LONDON (Reuters) - China’s economy is growing only half as fast as official data shows, or maybe even slower, according to foreign investors and analysts who increasingly challenge how the world’s second largest economy can be measured so swiftly and precisely.
Beijing’s official statisticians reported last month that China’s economy grew by a steady 7.0 percent in the first two quarters of the year, spot on its official 2015 target.
That statistical stability comes at a time when prices of global commodities, which China still hungers for despite a campaign to rebalance the economy away from investment and manufacturing toward consumer spending, have cratered.

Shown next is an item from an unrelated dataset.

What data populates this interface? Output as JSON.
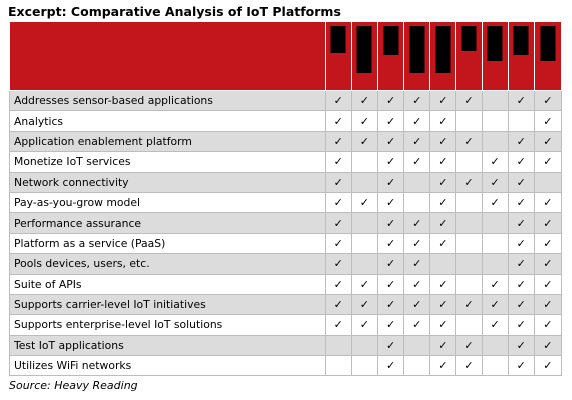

But perhaps the biggest question is how a developing country of 1.4 billion people can publish its quarterly gross domestic product (GDP) statistics weeks before first drafts from developed economies like the United States, the euro zone or Britain, and then barely revise them later.
“We think the numbers are fantasy,” said Erik Britton of Fathom Consulting, a London-based independent research firm and one of the more vocal critics of official Chinese data. “There is no way those numbers are even close to the truth.”
The uncanny official calm in China GDP data may well be contributing to skeptics’ exit from Chinese assets just as the authorities struggle to manage a volatile stock market.
Fathom, which decided last year to stop publishing forecasts of the official GDP release and instead publish what it thinks is really happening, reckons growth will be 2.8 percent this year, slowing to just 1.0 percent next year.
One issue is that so many other forecasters stick to the script. In the latest Reuters poll of mainly sell-side bank economists, based both inside and outside China, the range of opinion is 6.5-7.2 percent. For next year, it’s 6.3-7.5 percent.
Li Keqiang, now Chinese Premier, was cited in leaked U.S. diplomatic cables years ago from when he was Communist Party head in Liaoning province calling GDP figures “man-made” and unreliable. This remains a buttress for widespread scepticism.
Fathom publishes a simple indicator based on three variables that Li said at the time he watched for a better view of how his local economy, and by extension the national one, was faring: electricity consumption, rail cargo volume, and bank lending.
That implies a growth rate of 3.2 percent, and shows a significant decoupling from the official rate since late 2013 based on a plunge in rail freight volumes and below-trend growth in electricity production.
“Clearly nobody believes the data,” said Sushil Wadhwani, a former Bank of England Monetary Policy Committee member and founder of Wadhwani Asset Management LLP.
Wadhwani says he also looks at various proxies of China’s growth rate, which he deems are “pretty unreliable” as well and which suggest anywhere from 1.5 percent to about 5 percent growth.
“I truly don’t know where we are in that range”, he said.
China’s National Bureau of Statistics did not respond to requests for comment on the accuracy and speed of its GDP data.
At its quarterly press briefing last month it defended the veracity of the data, saying critics did not fully understand accounting methods that China uses, and that authorities were continuously refining the accuracy of the figures.
Steady growth since the first of four interest rate cuts by the People’s Bank of China late last year implies those measures have been perfectly successful in preventing a further downturn.
And yet China’s housing market has been slowing for most of this year thanks to a vast overhang of debt-fueled construction since the financial crisis.
Set against the damage from the housing market rout in the world’s largest economy, with less than a quarter of China’s population - the U.S. Federal Reserve is only now getting close to its first rate hike, seven years after Lehman Brothers collapsed - steady growth becomes even more difficult to accept.
The speed at which China publishes its GDP data, sometimes within two weeks of a quarter-end, remains a mystery. The equivalent data for Hong Kong can take six weeks to come out.
Second quarter U.S. GDP data were published two weeks after China’s, the first of three regular estimates for any same period, and this time came alongside significant downward revisions to U.S. economic growth in previous years.
“For a long time, investors and multinationals have not held the Chinese government accountable for having better data,” said Leland Miller, president of China Beige Book International, a New York-based firm providing anecdotal survey information about China based on the Fed’s “Beige Book” model.
“These people have said ‘it’s good enough.’ So the Chinese have been able to get away with it.”
Not everyone buys into the debate over how much China’s economic growth data may overstate reality.
“Our view on that assertion is that they are the figures we have, the only figures we have, and they will have to do until someone comes up with better ones,” said Carl Weinberg, chief economist at High Frequency Economics.